Brooks/Carleton: Challenges and the replay review system

From Dan Brooks and Russell Carleton at Baseball Prospectus on January 29, 2014:

About that instant replay system that MLB put in place—we found a little problem with it. It started with us asking a pretty easy question. What is the best strategy for a manager to use in deciding when to throw “the flag” to challenge a call? We were sitting around talking about it, and the answer that we came up with is actually kinda scary: Managers should just throw that flag for any close play, the first time that they see one. When we say any close play, we mean just about anything that they have a smidgen of belief could be overturned by consulting a replay.
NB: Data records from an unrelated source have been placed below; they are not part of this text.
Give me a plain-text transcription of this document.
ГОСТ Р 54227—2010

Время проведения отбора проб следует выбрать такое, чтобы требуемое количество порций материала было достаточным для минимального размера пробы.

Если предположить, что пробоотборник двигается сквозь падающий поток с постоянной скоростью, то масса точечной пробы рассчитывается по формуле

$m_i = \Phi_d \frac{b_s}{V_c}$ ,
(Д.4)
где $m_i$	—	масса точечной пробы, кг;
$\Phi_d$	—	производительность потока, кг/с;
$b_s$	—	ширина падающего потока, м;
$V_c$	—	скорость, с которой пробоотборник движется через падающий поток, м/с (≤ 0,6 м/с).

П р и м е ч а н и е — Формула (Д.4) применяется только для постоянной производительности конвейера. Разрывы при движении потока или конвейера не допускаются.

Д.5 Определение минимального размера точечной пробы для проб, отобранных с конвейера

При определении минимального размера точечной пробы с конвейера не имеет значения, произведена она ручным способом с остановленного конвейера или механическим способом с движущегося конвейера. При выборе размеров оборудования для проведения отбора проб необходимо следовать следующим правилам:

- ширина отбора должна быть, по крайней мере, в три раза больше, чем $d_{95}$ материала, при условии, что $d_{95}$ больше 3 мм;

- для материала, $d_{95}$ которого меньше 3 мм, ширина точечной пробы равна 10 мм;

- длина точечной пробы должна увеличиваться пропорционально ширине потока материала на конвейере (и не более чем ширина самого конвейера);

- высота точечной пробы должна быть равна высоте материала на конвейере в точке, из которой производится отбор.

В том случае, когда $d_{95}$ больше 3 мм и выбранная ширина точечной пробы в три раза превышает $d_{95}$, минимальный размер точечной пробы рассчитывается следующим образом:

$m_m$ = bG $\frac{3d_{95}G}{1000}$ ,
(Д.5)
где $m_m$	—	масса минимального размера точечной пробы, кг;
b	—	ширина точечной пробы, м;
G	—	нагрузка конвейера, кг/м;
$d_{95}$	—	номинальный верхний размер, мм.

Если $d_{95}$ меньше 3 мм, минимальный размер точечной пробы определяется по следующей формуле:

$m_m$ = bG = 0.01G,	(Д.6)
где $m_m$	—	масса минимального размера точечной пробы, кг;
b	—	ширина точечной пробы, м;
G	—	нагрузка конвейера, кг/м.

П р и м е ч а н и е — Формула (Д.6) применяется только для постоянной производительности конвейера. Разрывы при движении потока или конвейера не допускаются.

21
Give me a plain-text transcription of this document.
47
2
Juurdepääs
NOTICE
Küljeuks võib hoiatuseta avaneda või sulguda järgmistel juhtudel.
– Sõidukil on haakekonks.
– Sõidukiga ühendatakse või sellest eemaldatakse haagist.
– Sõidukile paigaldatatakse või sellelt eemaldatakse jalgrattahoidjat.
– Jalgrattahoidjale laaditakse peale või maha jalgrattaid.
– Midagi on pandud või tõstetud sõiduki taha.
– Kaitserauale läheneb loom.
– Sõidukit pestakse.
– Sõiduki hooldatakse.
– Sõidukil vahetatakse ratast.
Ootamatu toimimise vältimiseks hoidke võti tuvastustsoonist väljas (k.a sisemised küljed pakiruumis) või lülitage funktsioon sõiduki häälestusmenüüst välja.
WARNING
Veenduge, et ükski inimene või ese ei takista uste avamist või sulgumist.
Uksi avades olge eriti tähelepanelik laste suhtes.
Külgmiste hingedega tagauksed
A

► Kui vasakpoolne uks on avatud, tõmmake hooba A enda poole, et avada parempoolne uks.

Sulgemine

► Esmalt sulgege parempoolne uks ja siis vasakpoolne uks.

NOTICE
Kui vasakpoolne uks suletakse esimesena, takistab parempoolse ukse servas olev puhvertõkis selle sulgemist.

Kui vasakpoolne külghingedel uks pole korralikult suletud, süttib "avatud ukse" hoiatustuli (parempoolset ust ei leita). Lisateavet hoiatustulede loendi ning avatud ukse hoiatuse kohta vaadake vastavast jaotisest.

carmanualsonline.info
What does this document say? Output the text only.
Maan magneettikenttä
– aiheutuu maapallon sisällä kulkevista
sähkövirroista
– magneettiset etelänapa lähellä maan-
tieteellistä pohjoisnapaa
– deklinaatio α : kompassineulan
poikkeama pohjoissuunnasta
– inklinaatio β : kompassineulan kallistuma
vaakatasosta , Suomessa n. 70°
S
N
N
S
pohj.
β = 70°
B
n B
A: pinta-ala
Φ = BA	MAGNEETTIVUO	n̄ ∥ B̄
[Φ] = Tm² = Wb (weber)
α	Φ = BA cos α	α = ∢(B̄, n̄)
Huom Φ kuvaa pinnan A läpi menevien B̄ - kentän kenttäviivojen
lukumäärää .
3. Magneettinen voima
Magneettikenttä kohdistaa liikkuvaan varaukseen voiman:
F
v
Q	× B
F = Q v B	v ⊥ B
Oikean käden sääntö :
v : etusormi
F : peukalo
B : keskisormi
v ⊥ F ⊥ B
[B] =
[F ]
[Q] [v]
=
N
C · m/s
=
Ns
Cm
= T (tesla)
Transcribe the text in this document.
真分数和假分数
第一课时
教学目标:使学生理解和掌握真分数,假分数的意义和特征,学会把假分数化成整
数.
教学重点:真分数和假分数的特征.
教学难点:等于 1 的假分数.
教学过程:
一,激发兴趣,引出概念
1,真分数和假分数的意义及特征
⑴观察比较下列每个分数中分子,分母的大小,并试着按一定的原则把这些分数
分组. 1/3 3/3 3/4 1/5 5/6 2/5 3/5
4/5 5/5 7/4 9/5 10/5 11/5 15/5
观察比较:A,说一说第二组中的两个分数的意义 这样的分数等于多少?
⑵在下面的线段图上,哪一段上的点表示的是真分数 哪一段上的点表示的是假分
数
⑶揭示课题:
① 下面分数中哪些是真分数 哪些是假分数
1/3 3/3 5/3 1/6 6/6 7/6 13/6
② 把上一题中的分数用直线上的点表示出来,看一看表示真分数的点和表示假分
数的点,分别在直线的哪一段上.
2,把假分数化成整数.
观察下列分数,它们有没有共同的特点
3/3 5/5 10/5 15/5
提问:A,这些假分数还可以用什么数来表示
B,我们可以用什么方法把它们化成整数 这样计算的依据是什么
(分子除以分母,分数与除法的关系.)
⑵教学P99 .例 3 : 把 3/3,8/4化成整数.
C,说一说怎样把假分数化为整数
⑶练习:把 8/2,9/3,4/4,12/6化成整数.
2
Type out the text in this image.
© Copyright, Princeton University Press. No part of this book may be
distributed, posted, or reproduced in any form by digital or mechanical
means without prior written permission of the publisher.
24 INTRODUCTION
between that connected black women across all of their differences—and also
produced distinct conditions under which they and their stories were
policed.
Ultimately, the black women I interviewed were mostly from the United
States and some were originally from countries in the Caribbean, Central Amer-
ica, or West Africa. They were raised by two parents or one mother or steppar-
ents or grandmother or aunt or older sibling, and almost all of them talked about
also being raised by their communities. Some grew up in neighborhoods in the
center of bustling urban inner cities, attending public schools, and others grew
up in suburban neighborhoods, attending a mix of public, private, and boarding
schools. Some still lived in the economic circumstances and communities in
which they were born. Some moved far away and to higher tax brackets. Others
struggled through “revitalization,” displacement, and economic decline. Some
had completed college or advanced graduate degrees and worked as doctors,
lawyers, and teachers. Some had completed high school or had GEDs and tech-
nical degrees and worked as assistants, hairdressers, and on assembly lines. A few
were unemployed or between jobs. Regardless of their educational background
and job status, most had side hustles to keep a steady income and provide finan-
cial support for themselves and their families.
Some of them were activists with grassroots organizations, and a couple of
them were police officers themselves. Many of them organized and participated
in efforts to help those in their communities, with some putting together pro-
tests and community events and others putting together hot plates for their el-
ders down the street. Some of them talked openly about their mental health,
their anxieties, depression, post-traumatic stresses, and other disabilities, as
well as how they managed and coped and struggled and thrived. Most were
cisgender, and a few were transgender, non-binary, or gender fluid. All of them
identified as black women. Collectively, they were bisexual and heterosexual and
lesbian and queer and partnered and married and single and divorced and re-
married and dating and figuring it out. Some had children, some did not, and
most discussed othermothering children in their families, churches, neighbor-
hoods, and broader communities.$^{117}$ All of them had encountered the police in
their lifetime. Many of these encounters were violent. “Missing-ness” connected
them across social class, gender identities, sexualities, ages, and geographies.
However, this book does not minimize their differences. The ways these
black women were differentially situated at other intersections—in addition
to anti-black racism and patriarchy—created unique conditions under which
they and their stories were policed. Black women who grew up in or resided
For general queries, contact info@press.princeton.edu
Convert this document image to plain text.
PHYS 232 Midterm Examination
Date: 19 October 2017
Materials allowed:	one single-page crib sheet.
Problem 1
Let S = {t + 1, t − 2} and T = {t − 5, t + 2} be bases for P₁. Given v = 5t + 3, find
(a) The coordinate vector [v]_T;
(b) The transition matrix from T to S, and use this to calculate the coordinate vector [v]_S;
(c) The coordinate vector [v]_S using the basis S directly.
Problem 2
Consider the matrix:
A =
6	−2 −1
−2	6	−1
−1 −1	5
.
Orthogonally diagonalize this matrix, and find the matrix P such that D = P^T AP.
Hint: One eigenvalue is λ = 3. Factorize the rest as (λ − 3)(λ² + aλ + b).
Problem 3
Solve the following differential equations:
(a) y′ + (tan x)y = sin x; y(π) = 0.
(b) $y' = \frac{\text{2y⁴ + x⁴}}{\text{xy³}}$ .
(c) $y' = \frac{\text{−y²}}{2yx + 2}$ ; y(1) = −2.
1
And they shouldn’t fear throwing it even in the first inning, or throwing it to contest something that would give them only a trivial advantage.

If managers are truly doing it right (in the mathematical sense of the word), there will be a lot of replay challenges on plays where the audience will say “Yeah, it was close… but c’mon, it wasn’t that close.” Even if they’re not doing it right, there will still be plenty of those. This is entirely different from the putative goal of the system, which was, as Tony La Russa says, to go after “the dramatic miss, not all misses.”

This may seem counterintuitive, but managers should be losing challenges. A lot of them. So many of them, in fact, that the best managers in terms of maximizing “run production” gained from challenges will almost certainly be the worst managers in terms of challenges won percentage. It’s kind of like that old adage, “You miss 100 percent of the shots you never take.” Well, since there’s essentially no cost for missing, any time managers see a challenge opportunity, they should take it.